Une chronique de Marie Thibaut de Maisières.


Contrairement à la peur et à la honte, la culpabilité suscite une envie de réparer le mal commis.


L’autre jour, j’entendais, Adélaïde Charlier, notre Greta Thunberg belge, dire : "Il faut que les adultes commencent à mettre le climat en priorité et pour ça, il faut les culpabiliser." Et je me suis dit : "Tiens, la culpabilité en politique, est-ce que cela fonctionne ?"

Après des jours à lire, faire des tests sur mes enfants (les pauvres) et harceler de questions Émilien, le psy de mon quartier (je sais, je ferais mieux de le consulter pour mon cas personnel), je peux vous dire que cette émotion - qui a si mauvaise presse sur les divans freudiens - est fantastique et indispensable à la vie en société.

En effet, il existe trois émotions coercitives qui permettent aux humains d’avoir un comportement social : la peur, la honte et la culpabilité. Mais alors que la peur et la honte provoquent des sentiments davantage centrés sur soi (envie de se cacher ou fuir) et de l’hostilité à l’égard d’autrui, les individus qui se sentent coupables sont plus susceptibles de prêter attention à autrui. La culpabilité est pro-sociale : elle émerge quand une norme morale est transgressée et elle suscite une envie de réparer le mal commis.

D’après Ruth Benedict, anthropologue américaine iconique du début du siècle, la honte est, historiquement et encore dans de nombreuses sociétés, le moyen de base de contrôle du comportement. Si vous êtes vu en train d’enfreindre une règle sociale, vous ressentez de la honte. Et celle-ci sera renforcée par l’attitude des autres (mépris, ragots, ostracisme, etc.) Mais si vous enfreignez une règle sans être vu, c’est beaucoup moins efficace. C’est là où la culpabilité est géniale. Étant interne, elle fonctionne alors même que vous êtes seul.
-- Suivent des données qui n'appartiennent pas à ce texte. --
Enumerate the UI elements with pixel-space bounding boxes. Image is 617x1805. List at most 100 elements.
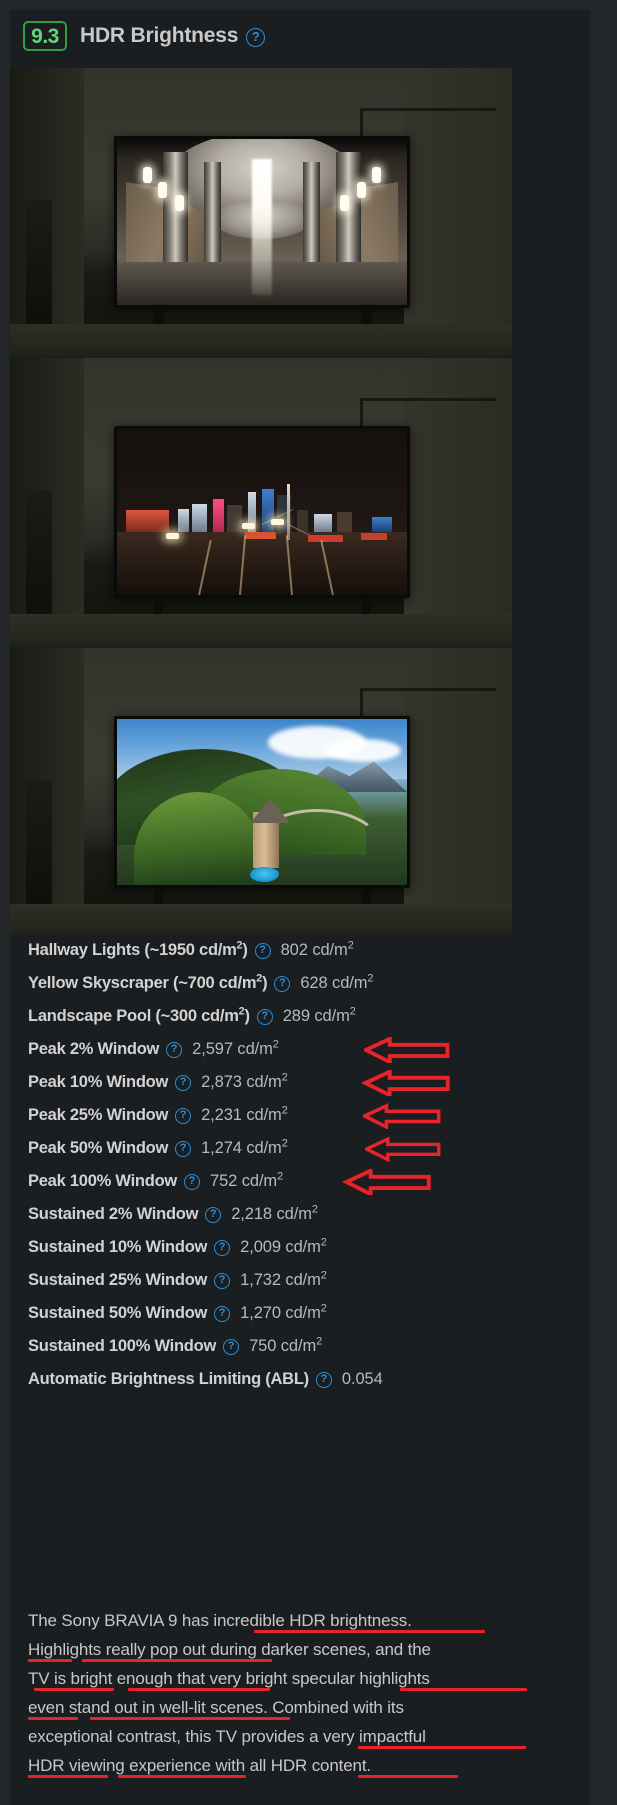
test-photo-gallery <box>10 68 512 936</box>
measurement-value: 802 cd/m2 <box>280 939 354 959</box>
question-mark-circle-icon[interactable]: ? <box>175 1140 192 1157</box>
measurement-row: Hallway Lights (~1950 cd/m2)? 802 cd/m2 <box>28 934 572 967</box>
question-mark-circle-icon[interactable]: ? <box>223 1338 240 1355</box>
measurements-list: Hallway Lights (~1950 cd/m2)? 802 cd/m2 Ye… <box>10 934 590 1396</box>
question-mark-circle-icon[interactable]: ? <box>214 1305 231 1322</box>
tv-screen-landscape <box>117 719 407 885</box>
question-mark-circle-icon[interactable]: ? <box>214 1239 231 1256</box>
measurement-row: Sustained 25% Window? 1,732 cd/m2 <box>28 1264 572 1297</box>
measurement-label: Sustained 50% Window <box>28 1304 208 1322</box>
street-lamp <box>241 522 255 529</box>
measurement-label: Peak 25% Window <box>28 1106 169 1124</box>
measurement-label: Automatic Brightness Limiting (ABL) <box>28 1370 309 1388</box>
hall-lamp <box>157 182 167 199</box>
speaker-icon <box>26 490 52 628</box>
score-value: 9.3 <box>31 24 59 48</box>
hall-chandelier-glow <box>251 158 273 296</box>
photo-yellow-skyscraper[interactable] <box>10 358 512 646</box>
measurement-row: Sustained 10% Window? 2,009 cd/m2 <box>28 1231 572 1264</box>
measurement-value: 2,009 cd/m2 <box>240 1236 327 1256</box>
measurement-label: Sustained 100% Window <box>28 1337 217 1355</box>
summary-line: HDR viewing experience with all HDR cont… <box>28 1756 371 1775</box>
section-header: 9.3 HDR Brightness? <box>10 10 590 62</box>
summary-line: The Sony BRAVIA 9 has incredible HDR bri… <box>28 1611 412 1630</box>
measurement-label: Sustained 2% Window <box>28 1205 199 1223</box>
question-mark-circle-icon[interactable]: ? <box>175 1107 192 1124</box>
measurement-label: Sustained 25% Window <box>28 1271 208 1289</box>
summary-line: exceptional contrast, this TV provides a… <box>28 1727 426 1746</box>
tv-table <box>10 324 512 356</box>
city-building <box>212 498 225 532</box>
question-mark-circle-icon[interactable]: ? <box>274 975 291 992</box>
measurement-value: 2,597 cd/m2 <box>192 1038 279 1058</box>
photo-hallway-lights[interactable] <box>10 68 512 356</box>
measurement-row: Peak 25% Window? 2,231 cd/m2 <box>28 1099 572 1132</box>
street-lamp <box>270 519 284 526</box>
street-lamp <box>166 532 180 539</box>
question-mark-circle-icon[interactable]: ? <box>175 1074 192 1091</box>
measurement-value: 1,270 cd/m2 <box>240 1302 327 1322</box>
tv-screen-skyline <box>117 429 407 595</box>
tower-roof <box>250 798 291 823</box>
hall-lamp <box>357 182 367 199</box>
photo-landscape-pool[interactable] <box>10 648 512 936</box>
measurement-row: Peak 10% Window? 2,873 cd/m2 <box>28 1066 572 1099</box>
city-highway <box>117 531 407 595</box>
measurement-row: Landscape Pool (~300 cd/m2)? 289 cd/m2 <box>28 1000 572 1033</box>
hdr-brightness-page: 9.3 HDR Brightness? Hallway Lights (~195… <box>0 0 617 1805</box>
review-section-panel: 9.3 HDR Brightness? Hallway Lights (~195… <box>10 10 590 1805</box>
tv-table <box>10 904 512 936</box>
neon-sign <box>308 534 344 542</box>
question-mark-circle-icon[interactable]: ? <box>246 28 266 47</box>
question-mark-circle-icon[interactable]: ? <box>256 1008 273 1025</box>
landscape-pool <box>250 866 280 882</box>
city-building <box>125 510 170 532</box>
city-building <box>262 488 274 532</box>
tv-table <box>10 614 512 646</box>
tv-bezel <box>114 716 410 888</box>
measurement-label: Sustained 10% Window <box>28 1238 208 1256</box>
measurement-value: 2,873 cd/m2 <box>201 1071 288 1091</box>
tv-bezel <box>114 426 410 598</box>
city-building <box>372 516 393 532</box>
measurement-row: Sustained 2% Window? 2,218 cd/m2 <box>28 1198 572 1231</box>
measurement-row: Peak 2% Window? 2,597 cd/m2 <box>28 1033 572 1066</box>
summary-paragraph: The Sony BRAVIA 9 has incredible HDR bri… <box>28 1606 526 1780</box>
question-mark-circle-icon[interactable]: ? <box>214 1272 231 1289</box>
section-title-text: HDR Brightness <box>80 24 239 47</box>
measurement-label: Peak 2% Window <box>28 1040 160 1058</box>
measurement-value: 2,231 cd/m2 <box>201 1104 288 1124</box>
cloud <box>325 738 402 763</box>
tv-screen-hallway <box>117 139 407 305</box>
measurement-row: Peak 100% Window? 752 cd/m2 <box>28 1165 572 1198</box>
city-building <box>192 503 207 532</box>
summary-line: Highlights really pop out during darker … <box>28 1640 431 1659</box>
measurement-label: Yellow Skyscraper (~700 cd/m2) <box>28 972 268 992</box>
measurement-value: 628 cd/m2 <box>300 972 374 992</box>
measurement-value: 1,732 cd/m2 <box>240 1269 327 1289</box>
neon-sign <box>360 533 387 541</box>
speaker-icon <box>26 200 52 338</box>
hall-lamp <box>371 167 381 184</box>
measurement-value: 752 cd/m2 <box>210 1170 284 1190</box>
measurement-label: Peak 100% Window <box>28 1172 177 1190</box>
scene-landscape <box>117 719 407 885</box>
page-title: HDR Brightness? <box>80 24 266 48</box>
question-mark-circle-icon[interactable]: ? <box>166 1041 183 1058</box>
measurement-value: 0.054 <box>341 1370 383 1388</box>
question-mark-circle-icon[interactable]: ? <box>205 1206 222 1223</box>
question-mark-circle-icon[interactable]: ? <box>315 1371 332 1388</box>
hall-lamp <box>143 167 153 184</box>
measurement-row: Sustained 100% Window? 750 cd/m2 <box>28 1330 572 1363</box>
question-mark-circle-icon[interactable]: ? <box>184 1173 200 1190</box>
scene-metro-hall <box>117 139 407 305</box>
measurement-value: 289 cd/m2 <box>282 1005 356 1025</box>
speaker-icon <box>26 780 52 918</box>
question-mark-circle-icon[interactable]: ? <box>254 942 271 959</box>
scene-night-skyline <box>117 429 407 595</box>
score-badge: 9.3 <box>23 21 67 51</box>
summary-line: even stand out in well-lit scenes. Combi… <box>28 1698 404 1717</box>
hall-lamp <box>175 195 184 212</box>
measurement-value: 1,274 cd/m2 <box>201 1137 288 1157</box>
measurement-row: Sustained 50% Window? 1,270 cd/m2 <box>28 1297 572 1330</box>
Le comportement humain est ainsi autorégulé en permanence avec un minimum de surveillance. Raison pour laquelle Ruth Benedict considère que la culpabilité a été fondatrice dans le développement de la modernité. Héritée de la culture judéo-chrétienne, et renforcée par le protestantisme (qui accroît la pression sur l’individu et supprime le soulagement du confessionnal), la culpabilité est centrale dans les sociétés occidentales, surtout celles d’origine nord européenne.
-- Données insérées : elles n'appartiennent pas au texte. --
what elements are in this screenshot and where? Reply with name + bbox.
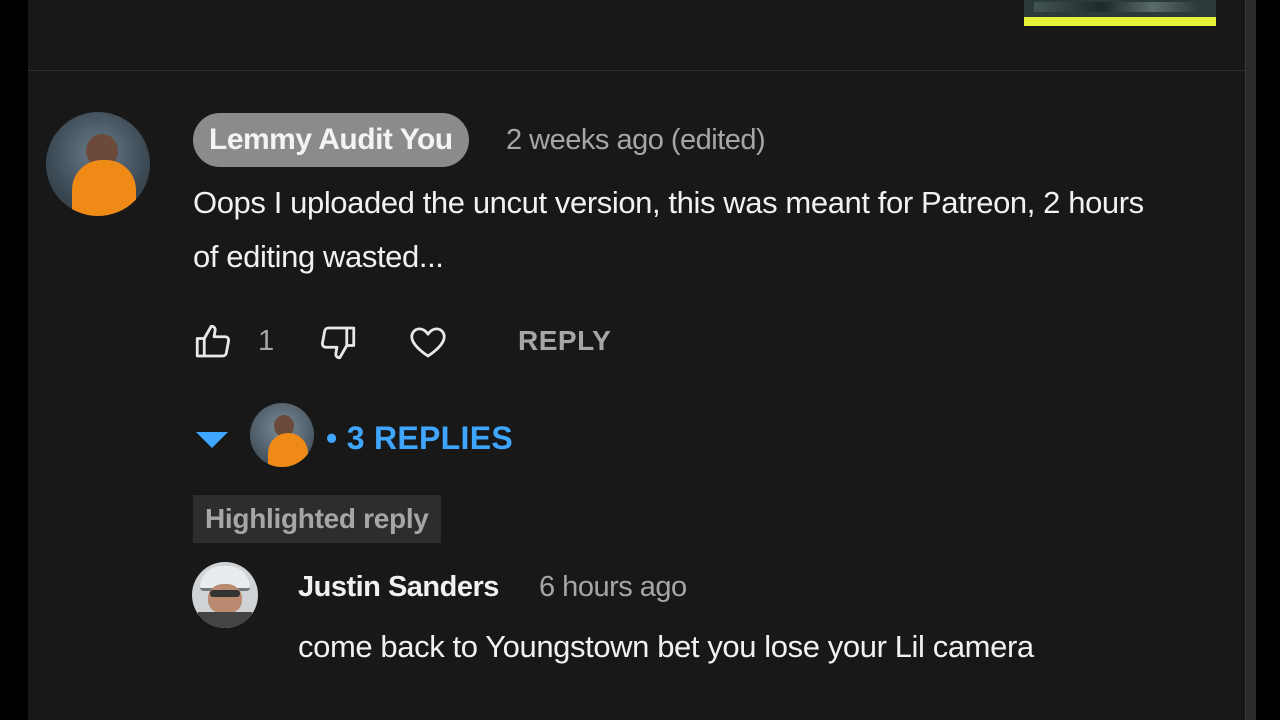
video-thumbnail-strip bbox=[1024, 0, 1216, 26]
heart-icon bbox=[410, 327, 446, 358]
view-replies-toggle[interactable]: • 3 REPLIES bbox=[188, 398, 548, 474]
reply-button[interactable]: REPLY bbox=[504, 318, 625, 364]
comment-author-chip[interactable]: Lemmy Audit You bbox=[193, 113, 469, 167]
dislike-button[interactable] bbox=[316, 320, 360, 364]
commenter-avatar[interactable] bbox=[46, 112, 150, 216]
like-count: 1 bbox=[258, 325, 275, 357]
highlighted-reply-badge: Highlighted reply bbox=[193, 495, 441, 543]
thumbs-down-icon bbox=[320, 326, 356, 360]
avatar-glasses bbox=[210, 590, 240, 597]
avatar-shirt bbox=[198, 612, 252, 628]
replies-count-label: • 3 REPLIES bbox=[326, 420, 514, 456]
avatar-body bbox=[72, 160, 136, 216]
avatar-face bbox=[208, 584, 242, 614]
avatar-body bbox=[268, 433, 308, 467]
comment-timestamp[interactable]: 2 weeks ago (edited) bbox=[506, 120, 766, 160]
comments-panel: Lemmy Audit You 2 weeks ago (edited) Oop… bbox=[28, 0, 1245, 720]
reply-author-avatar[interactable] bbox=[192, 562, 258, 628]
comment-text: Oops I uploaded the uncut version, this … bbox=[193, 185, 1144, 274]
creator-reply-avatar bbox=[250, 403, 314, 467]
heart-button[interactable] bbox=[406, 320, 450, 364]
divider bbox=[28, 70, 1245, 71]
thumbnail-image bbox=[1034, 2, 1204, 12]
reply-text: come back to Youngstown bet you lose you… bbox=[298, 629, 1034, 664]
thumbs-up-icon bbox=[195, 324, 231, 358]
reply-timestamp[interactable]: 6 hours ago bbox=[539, 567, 687, 607]
like-button[interactable] bbox=[191, 320, 235, 364]
scrollbar[interactable] bbox=[1245, 0, 1256, 720]
reply-author-name[interactable]: Justin Sanders bbox=[298, 566, 499, 608]
thumbnail-caption-bar bbox=[1024, 17, 1216, 26]
caret-down-icon bbox=[196, 432, 228, 448]
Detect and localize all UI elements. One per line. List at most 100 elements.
Voilà pour le point psycho-historique. Mais où est ce que cela emmène notre Adélaïde Charlier ? Eh bien, on est sur la bonne piste, mais on peut mieux faire ! Parce qu’étant lié au code moral interne, il est difficile de faire éprouver de la culpabilité à autrui. De la honte, ça oui ! Mais n’y touchez pas parce qu’au mieux c’est inefficace, au pire, cela rend méchant. D’autant que, pour ne pas éprouver de la culpabilité (car oui, c’est une émotion très désagréable), le sujet va utiliser toutes sortes de stratégies contre-productives : - Nier. "Moi je ne crois pas au réchauffement climatique. Hier il neigeait à la mer." - Réorganiser sa rationalité. "La solution est précisément dans plus de recherche scientifique et de capitalisme." - Ou encore, se distancer des victimes. "OK, mais les Africains n’ont qu’à faire moins d’enfants."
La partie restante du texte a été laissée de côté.